IF stringent measures are not put in place to protect our forest against rampant depletion, the nation is at risk of losing its forest reserves and the values we enjoy from them.
Mr. Daniel Dugan, the Deputy Minister of Fisheries said this when he addressed a joint meeting between the Ghana National Canoe Carvers' Association (GNCA) and a section of fishermen.
The meeting was held to first find a lasting solution to a growing rumpus among the members of GNCA and also ease the tension brewing between some members of the GNCA and a section of fishermen in the country.
The paper learnt that allegations and counter allegations were mounting tension between the two bodies.
While some fishermen were accusing some canoe carvers of distortion by taking huge money from them with the aim of carving canoes but failing to deliver, some fishermen were also accused of reneging on payment for the canoes they purchased from some canoe carvers.
Following these claims and counter claims, the Ministry of Fishery's attention was drawn to the rumpus, which prompted it to bring the two bodies to a round table to find a lasting solution.
Addressing the group, Mr. Dugan observed that, due to the brouhaha, valuable trees that could have been carved into canoes to bring economic benefits to the country, were left to rot in the forests.

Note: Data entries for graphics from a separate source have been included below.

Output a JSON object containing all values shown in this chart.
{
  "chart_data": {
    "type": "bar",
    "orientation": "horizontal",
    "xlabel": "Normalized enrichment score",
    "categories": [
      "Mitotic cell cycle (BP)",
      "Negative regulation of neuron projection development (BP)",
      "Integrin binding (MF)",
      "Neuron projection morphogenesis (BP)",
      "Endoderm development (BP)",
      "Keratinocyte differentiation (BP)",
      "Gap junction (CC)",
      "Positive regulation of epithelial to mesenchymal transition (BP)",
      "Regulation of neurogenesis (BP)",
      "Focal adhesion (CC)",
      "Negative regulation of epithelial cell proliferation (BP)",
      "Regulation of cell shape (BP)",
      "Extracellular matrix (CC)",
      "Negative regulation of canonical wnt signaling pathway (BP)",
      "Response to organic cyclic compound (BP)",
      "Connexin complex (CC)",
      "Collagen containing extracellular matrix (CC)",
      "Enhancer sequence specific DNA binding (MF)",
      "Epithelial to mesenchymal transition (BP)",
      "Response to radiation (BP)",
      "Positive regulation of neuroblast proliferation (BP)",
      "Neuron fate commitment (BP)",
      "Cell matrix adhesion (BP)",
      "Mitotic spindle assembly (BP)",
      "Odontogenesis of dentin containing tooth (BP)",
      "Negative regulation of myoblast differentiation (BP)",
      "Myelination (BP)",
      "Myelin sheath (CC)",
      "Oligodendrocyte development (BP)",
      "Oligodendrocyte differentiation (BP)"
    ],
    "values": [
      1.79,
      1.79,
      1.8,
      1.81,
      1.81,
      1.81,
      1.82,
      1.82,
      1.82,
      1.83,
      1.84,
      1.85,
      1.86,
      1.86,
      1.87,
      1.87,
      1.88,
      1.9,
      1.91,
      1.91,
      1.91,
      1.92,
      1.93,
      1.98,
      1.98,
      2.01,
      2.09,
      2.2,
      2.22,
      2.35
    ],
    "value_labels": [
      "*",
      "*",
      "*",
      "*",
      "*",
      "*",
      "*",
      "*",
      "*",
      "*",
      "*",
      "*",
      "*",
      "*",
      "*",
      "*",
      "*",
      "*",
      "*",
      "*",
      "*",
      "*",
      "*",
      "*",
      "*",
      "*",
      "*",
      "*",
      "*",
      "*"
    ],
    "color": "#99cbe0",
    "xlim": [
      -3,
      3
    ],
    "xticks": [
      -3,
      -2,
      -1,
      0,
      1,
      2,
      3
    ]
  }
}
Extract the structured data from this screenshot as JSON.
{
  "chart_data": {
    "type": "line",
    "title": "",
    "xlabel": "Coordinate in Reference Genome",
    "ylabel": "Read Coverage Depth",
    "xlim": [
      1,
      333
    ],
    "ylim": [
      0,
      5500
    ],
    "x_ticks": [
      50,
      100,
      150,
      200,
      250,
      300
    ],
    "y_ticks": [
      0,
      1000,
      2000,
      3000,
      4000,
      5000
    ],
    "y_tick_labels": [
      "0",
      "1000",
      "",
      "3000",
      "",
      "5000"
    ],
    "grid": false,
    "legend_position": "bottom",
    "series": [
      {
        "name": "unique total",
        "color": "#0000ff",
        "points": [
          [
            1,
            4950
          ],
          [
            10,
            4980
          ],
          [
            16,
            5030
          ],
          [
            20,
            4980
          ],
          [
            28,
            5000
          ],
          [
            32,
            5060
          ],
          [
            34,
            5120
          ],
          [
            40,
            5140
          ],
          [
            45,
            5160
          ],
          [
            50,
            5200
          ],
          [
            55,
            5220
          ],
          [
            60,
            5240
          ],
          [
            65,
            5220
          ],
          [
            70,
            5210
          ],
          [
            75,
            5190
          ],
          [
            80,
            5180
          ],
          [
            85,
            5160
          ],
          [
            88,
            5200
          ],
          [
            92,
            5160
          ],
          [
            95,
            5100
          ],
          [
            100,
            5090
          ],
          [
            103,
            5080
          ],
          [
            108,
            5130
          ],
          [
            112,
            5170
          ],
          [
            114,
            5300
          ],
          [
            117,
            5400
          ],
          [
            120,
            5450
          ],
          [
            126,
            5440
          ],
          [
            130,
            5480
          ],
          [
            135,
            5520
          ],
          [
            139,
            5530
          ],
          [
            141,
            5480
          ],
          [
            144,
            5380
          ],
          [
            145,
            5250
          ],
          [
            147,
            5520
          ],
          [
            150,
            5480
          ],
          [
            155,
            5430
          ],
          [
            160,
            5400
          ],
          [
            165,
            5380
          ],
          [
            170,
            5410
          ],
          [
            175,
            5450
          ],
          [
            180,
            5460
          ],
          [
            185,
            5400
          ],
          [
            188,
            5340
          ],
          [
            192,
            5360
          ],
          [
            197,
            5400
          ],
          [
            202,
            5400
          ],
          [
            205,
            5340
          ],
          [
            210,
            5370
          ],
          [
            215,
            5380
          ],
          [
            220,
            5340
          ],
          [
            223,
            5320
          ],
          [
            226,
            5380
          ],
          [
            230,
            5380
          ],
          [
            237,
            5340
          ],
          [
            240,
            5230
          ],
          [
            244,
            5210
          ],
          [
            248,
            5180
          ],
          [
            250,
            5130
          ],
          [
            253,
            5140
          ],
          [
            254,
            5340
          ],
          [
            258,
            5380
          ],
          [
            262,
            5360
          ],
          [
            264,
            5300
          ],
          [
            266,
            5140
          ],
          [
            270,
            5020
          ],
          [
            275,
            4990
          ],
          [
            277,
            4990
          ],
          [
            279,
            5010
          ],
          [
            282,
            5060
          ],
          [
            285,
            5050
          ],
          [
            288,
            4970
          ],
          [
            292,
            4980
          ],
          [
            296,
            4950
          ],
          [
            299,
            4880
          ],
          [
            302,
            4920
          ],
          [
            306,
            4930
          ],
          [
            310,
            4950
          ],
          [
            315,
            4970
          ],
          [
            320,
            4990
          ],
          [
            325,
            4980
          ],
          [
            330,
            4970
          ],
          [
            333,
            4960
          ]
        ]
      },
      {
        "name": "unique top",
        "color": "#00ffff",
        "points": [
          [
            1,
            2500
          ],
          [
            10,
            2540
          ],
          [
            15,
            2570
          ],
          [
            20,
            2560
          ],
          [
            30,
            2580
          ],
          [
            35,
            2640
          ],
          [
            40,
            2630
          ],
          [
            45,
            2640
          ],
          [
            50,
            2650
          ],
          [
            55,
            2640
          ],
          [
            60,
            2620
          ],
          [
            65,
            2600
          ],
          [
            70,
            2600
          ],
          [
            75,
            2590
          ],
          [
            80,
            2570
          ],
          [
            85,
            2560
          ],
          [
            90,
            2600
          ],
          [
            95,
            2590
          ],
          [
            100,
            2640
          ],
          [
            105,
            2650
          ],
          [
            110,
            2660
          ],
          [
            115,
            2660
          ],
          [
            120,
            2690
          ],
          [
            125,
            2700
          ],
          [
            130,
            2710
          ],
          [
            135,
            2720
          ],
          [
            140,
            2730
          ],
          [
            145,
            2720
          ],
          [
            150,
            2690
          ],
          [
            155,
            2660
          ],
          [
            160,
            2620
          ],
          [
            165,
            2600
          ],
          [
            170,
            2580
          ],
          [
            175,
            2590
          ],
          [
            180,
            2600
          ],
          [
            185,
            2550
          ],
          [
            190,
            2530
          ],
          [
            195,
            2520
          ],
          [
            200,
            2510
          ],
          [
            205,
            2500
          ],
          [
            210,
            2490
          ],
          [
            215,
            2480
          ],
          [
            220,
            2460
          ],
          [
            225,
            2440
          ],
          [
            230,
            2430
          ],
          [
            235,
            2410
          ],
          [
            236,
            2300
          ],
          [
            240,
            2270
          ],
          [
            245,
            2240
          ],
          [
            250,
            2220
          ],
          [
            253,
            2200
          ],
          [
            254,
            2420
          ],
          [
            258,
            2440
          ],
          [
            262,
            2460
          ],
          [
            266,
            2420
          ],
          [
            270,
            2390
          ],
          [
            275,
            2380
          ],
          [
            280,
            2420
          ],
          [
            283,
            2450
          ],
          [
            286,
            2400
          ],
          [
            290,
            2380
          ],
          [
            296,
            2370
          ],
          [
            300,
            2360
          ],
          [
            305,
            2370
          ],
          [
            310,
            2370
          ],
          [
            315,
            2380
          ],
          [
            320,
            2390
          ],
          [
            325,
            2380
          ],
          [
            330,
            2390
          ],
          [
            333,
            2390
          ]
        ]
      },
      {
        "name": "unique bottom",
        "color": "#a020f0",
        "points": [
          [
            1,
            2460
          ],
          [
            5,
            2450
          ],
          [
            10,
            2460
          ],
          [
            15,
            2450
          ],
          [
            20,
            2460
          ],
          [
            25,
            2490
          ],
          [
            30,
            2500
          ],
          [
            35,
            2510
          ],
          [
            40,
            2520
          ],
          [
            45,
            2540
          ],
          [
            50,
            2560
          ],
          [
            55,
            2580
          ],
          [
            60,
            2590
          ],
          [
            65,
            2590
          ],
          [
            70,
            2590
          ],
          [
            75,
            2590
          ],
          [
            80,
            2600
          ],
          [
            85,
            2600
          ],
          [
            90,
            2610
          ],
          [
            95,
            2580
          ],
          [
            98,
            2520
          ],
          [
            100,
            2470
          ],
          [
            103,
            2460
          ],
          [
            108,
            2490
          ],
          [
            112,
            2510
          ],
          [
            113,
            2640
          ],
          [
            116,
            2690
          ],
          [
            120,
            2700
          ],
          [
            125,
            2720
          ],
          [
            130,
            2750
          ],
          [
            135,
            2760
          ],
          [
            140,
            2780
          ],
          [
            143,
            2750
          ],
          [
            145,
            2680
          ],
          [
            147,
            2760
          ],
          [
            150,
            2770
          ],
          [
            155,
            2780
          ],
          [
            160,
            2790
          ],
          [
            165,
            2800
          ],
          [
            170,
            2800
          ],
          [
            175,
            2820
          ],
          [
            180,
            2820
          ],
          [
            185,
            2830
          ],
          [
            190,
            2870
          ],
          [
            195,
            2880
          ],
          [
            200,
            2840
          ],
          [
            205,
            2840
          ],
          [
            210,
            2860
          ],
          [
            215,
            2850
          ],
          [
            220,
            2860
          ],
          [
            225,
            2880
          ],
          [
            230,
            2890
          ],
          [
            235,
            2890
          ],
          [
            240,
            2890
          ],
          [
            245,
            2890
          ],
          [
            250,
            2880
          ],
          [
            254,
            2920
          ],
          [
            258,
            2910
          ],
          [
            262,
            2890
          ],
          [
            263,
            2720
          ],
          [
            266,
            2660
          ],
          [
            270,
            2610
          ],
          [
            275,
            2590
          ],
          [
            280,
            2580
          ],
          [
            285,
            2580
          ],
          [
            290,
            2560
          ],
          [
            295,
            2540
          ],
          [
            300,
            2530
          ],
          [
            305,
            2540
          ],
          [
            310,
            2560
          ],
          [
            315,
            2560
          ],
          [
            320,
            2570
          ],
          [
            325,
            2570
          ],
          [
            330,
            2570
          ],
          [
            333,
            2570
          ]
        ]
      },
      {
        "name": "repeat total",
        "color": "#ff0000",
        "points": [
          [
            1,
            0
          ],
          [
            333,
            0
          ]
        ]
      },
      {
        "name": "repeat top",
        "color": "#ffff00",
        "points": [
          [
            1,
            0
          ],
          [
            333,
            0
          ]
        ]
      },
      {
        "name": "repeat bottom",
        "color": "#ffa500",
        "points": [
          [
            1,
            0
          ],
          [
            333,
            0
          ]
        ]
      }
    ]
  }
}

Still on the depletion of the forests, the minister warned that if steps were not taken to protect them, the consequences of the indiscriminately felling of trees would be unbearable to the present and generations yet to come.
We should be worried about the harm the wanton depletion of our forest is causing us," he said.
He therefore appealed to the members of the association to streamline their activities to make GNCA accountable to its stakeholders.
Mr. Dugan gave two weeks' ultimatum to the members of GNCA to settle whatever differences existed among the members and report the outcome to the ministry.
"We would not sit unconcerned for the personal differences or somebody's selfish aim to destroy the fishing industry," he said.
Both fishermen and canoe carvers depend on each other for survival, he reminded, and expressed the hope that the intervention of the ministry would bring an end to the mistrust that had engulfed the two groups.
He promised that the government would do everything possible to protect the interest of the fishermen and canoe carvers besides training the canoe carvers in the new technology used in manufacturing canoes in advanced countries, to meet the challenges ahead.
The minister warned both parties not to take members of their groups for granted and rather allow peace to prevail.
He noted that, nobody was above the law, so the association should put its house in order, for sanity to prevail in the fishing industry.
"We are ever ready to come to your aid whenever you call on us but all we are asking you is to put your house in order, to avoid a situation where the name of your association and its executives are brought into disrepute," he advised.